Further interventions highlighted that in situations such as the conflict in Ukraine, it was difficult to distinguish between fact and propaganda. Despite differences in their interpretations of the fighting and actors involved, both the Ukrainian and Russian delegations, along with the entirety of those present, agreed that for the Socialist International the first priority must be to promote peace and an end to the loss of civilian life. The citizens of Ukraine are the ones that have suffered, having firstly been failed by successive governments and lately enduring the consequences of the conflict that have been felt by people across the country, but particularly in the affected regions. Members of delegations from other countries present brought their own experiences to the discussions, and were agreed that in the effort to find common ground including in a meeting such as this between colleagues, the SI had its role to play in taking a fresh approach to the crisis independent from the actors involved in the conflict, both internal and external, with the principles of our organisation at the forefront.
Following comprehensive discussions, conducted in a spirit of honesty and openness but also of mutual respect and fraternalism, the viewpoints of all those present were taken into account in a declaration on the conflict in Ukraine adopted by the committee at the close of the meeting, outlining its position in favour of the peaceful resolution of this conflict and proposals resulting from the agreements reached by participants.
Reports presented by delegates on the national situation in their respective countries related strongly to the agenda themes of democracy and solidarity. With regard to the host country, this primarily concerned the search for space for an effective social-democratic political force in Kazakhstan. It was felt therefore, by the members of the committee, that it was important that the party participate in the SI and its activities as a reflection of the commitment of Kazaks to the values and principles of the International.
With regard to the SI member party in Russia, it had enjoyed some electoral success, while it continued to work to strengthen the democratic process to overcome reported shortcomings.
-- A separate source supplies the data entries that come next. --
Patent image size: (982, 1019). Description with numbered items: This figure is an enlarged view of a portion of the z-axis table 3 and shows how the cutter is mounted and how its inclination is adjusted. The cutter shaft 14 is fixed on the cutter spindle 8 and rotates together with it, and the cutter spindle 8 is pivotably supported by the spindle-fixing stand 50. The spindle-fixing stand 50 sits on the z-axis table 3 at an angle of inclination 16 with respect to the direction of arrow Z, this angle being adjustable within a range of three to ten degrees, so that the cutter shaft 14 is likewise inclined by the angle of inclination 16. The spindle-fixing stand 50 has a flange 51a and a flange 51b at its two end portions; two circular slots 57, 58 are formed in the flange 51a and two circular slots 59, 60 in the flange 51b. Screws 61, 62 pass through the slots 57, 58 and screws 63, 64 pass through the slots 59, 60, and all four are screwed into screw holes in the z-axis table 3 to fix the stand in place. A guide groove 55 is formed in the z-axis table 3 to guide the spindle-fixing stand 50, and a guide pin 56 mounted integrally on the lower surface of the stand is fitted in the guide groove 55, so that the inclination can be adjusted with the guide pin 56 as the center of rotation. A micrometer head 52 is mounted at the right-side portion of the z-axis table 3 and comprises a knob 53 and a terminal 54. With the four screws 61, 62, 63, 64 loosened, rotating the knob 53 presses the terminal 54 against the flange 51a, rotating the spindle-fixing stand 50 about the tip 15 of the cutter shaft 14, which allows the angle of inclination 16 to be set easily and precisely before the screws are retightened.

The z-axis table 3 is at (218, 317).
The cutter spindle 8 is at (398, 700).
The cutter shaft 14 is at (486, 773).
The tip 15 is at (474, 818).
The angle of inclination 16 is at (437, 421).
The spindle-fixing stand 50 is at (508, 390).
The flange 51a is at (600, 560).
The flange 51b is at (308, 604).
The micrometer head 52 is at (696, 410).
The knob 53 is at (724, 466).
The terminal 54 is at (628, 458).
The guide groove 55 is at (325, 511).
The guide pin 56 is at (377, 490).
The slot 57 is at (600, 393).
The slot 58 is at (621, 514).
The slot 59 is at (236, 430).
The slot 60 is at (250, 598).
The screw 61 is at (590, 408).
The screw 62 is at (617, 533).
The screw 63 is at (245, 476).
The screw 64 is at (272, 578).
In Armenia, there has been a mobilisation of civil society and youth groups, but that has not manifested itself in a party political way. Within the parliament, the SI member ARF-D was seeking cooperation with other opposition groups on issues of common concern.
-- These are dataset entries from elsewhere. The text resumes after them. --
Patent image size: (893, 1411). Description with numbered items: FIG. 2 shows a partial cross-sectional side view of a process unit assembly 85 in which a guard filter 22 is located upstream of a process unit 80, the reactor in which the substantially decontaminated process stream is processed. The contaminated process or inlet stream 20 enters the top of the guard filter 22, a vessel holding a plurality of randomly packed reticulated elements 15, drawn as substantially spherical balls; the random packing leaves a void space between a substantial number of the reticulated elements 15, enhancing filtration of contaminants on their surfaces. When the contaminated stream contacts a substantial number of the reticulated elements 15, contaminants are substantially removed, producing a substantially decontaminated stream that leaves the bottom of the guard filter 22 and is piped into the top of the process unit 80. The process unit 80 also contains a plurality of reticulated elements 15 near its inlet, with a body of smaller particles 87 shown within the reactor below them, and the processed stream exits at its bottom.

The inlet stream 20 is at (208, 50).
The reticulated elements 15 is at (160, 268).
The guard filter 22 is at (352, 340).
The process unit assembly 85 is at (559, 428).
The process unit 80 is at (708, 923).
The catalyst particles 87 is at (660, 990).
In Azerbaijan, the party had re-established its relations with the Socialist International, in accordance with the decisions of the last Council, and was playing once more an active role in the work of the Committee, a fact that had been reflected in public opinion in the country.
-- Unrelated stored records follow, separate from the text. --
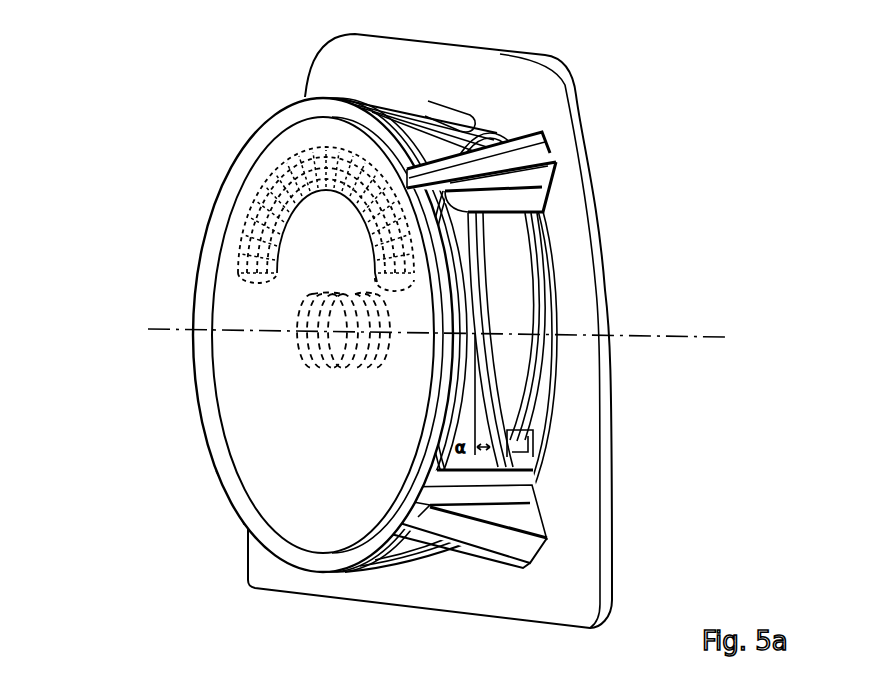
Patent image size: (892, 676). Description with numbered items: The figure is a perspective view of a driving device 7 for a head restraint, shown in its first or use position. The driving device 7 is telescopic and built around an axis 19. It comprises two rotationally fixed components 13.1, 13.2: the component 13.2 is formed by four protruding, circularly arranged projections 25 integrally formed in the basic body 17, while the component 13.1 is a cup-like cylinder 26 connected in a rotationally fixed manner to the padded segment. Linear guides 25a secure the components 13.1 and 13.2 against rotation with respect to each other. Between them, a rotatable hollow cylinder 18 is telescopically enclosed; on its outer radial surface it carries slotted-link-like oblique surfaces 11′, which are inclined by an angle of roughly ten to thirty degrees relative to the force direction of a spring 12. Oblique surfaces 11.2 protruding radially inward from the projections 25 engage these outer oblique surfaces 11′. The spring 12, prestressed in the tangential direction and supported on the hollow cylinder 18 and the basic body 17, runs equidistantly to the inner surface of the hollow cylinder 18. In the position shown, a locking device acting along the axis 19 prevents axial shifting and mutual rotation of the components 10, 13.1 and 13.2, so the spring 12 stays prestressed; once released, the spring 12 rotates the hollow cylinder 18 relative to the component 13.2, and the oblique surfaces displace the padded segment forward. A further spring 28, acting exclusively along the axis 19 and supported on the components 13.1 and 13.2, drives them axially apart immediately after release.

The driving device 7 is at (662, 156).
The component 10 is at (532, 292).
The hollow cylinder 18 is at (528, 335).
The oblique surfaces 11.2 is at (477, 223).
The outer oblique surfaces 11′ is at (507, 428).
The spring 12 is at (240, 266).
The rotationally fixed component 13.1 is at (259, 335).
The rotationally fixed component 13.2 is at (515, 200).
The basic body 17 is at (575, 405).
The axis 19 is at (660, 337).
The projections 25 is at (573, 194).
The linear guides 25a is at (531, 153).
The cylinder 26 is at (290, 457).
The further spring 28 is at (312, 367).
The committee heard that growing authoritarianism was regrettably a feature of political life in Tajikistan, where the opposition has no leaders due to the systematic removal of official and unofficial opposition parties, under the pretence that it is fighting terrorism. Amendments to the constitution in 1999 and 2003 reduced democratic space in the country, and a state of total authoritarianism was now in existence.
Before closing, an overview of the discussions was made, pointing to the different experiences and examples with regard to the struggles of social democrats around the world to advance and consolidate political democracy, economic development with fairness, and social change. These objectives remained the fundamental commitments of the member parties of the International in the CIS, the Caucasus and the Black Sea region.